The English also traded with his people, usually exchanging European goods for corn. Native Virginians quickly recognized the superiority of the intruders’ iron and steel knives, axes, and pots, and they eagerly traded corn for them.

But why were the settlers unable to feed themselves for more than a decade? First, as the staggering death rate suggests, many settlers were too sick to be productive. Second, very few farmers came to Virginia in the early years. Instead, most of the newcomers were gentlemen and their servants who, in John Smith’s words, “never did know what a day’s work was.” Smith declared repeatedly that in Virginia “there is no country to pillage [as in New Spain]. … All you can expect from [Virginia] must be by labor.”

The persistence of the Virginia colony created difficulties for Powhatan’s chiefdom. Steady contact between natives and newcomers spread European diseases among the Indians, who suffered deadly epidemics. To produce enough corn for trade with the English required the Indian women to spend more time and effort growing crops. But from the Indians’ viewpoint, the most important fact about the always-hungry English colonists was that they were not going away.

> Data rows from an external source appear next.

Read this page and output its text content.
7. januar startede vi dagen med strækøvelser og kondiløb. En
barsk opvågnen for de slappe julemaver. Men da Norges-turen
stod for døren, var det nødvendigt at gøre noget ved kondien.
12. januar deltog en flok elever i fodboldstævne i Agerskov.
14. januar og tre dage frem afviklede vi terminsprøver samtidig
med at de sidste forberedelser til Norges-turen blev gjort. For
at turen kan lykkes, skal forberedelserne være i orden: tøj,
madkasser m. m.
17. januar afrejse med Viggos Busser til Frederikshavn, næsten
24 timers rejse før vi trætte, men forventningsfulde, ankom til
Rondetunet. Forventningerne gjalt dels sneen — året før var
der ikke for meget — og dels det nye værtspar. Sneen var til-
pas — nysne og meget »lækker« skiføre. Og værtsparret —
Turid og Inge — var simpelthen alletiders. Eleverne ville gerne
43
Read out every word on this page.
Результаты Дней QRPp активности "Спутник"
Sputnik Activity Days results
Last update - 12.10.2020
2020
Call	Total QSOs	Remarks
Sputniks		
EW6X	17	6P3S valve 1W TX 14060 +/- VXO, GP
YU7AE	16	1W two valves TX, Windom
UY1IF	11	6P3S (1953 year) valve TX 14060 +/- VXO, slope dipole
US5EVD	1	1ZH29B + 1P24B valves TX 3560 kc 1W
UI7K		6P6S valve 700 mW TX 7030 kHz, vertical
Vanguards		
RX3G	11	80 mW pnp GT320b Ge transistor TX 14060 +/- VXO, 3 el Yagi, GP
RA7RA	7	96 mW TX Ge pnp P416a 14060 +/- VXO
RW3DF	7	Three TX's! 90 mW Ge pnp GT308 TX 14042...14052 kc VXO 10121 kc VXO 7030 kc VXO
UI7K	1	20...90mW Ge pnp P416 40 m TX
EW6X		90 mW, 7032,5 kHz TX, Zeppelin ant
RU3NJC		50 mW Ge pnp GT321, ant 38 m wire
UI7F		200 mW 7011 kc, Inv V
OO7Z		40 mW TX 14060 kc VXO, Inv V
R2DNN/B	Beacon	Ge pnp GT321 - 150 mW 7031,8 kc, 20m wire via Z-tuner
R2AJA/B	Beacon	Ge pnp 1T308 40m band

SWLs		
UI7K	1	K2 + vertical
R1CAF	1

Powhatan died in 1618, and his brother Opechancanough replaced him as supreme chief. In 1622, Opechancanough organized an all-out assault on the English settlers. As an English colonist observed, “the savages … fell upon us murdering and killing everybody they could reach[,] sparing neither women nor children.” In all, the Indians killed 347 colonists, nearly a third of the English population. But the attack failed to dislodge the colonists. Instead, in the years to come the settlers unleashed a murderous campaign of Indian extermination that pushed the Indians beyond the small circumference of white settlement. After 1622, most colonists considered Indians their perpetual enemies.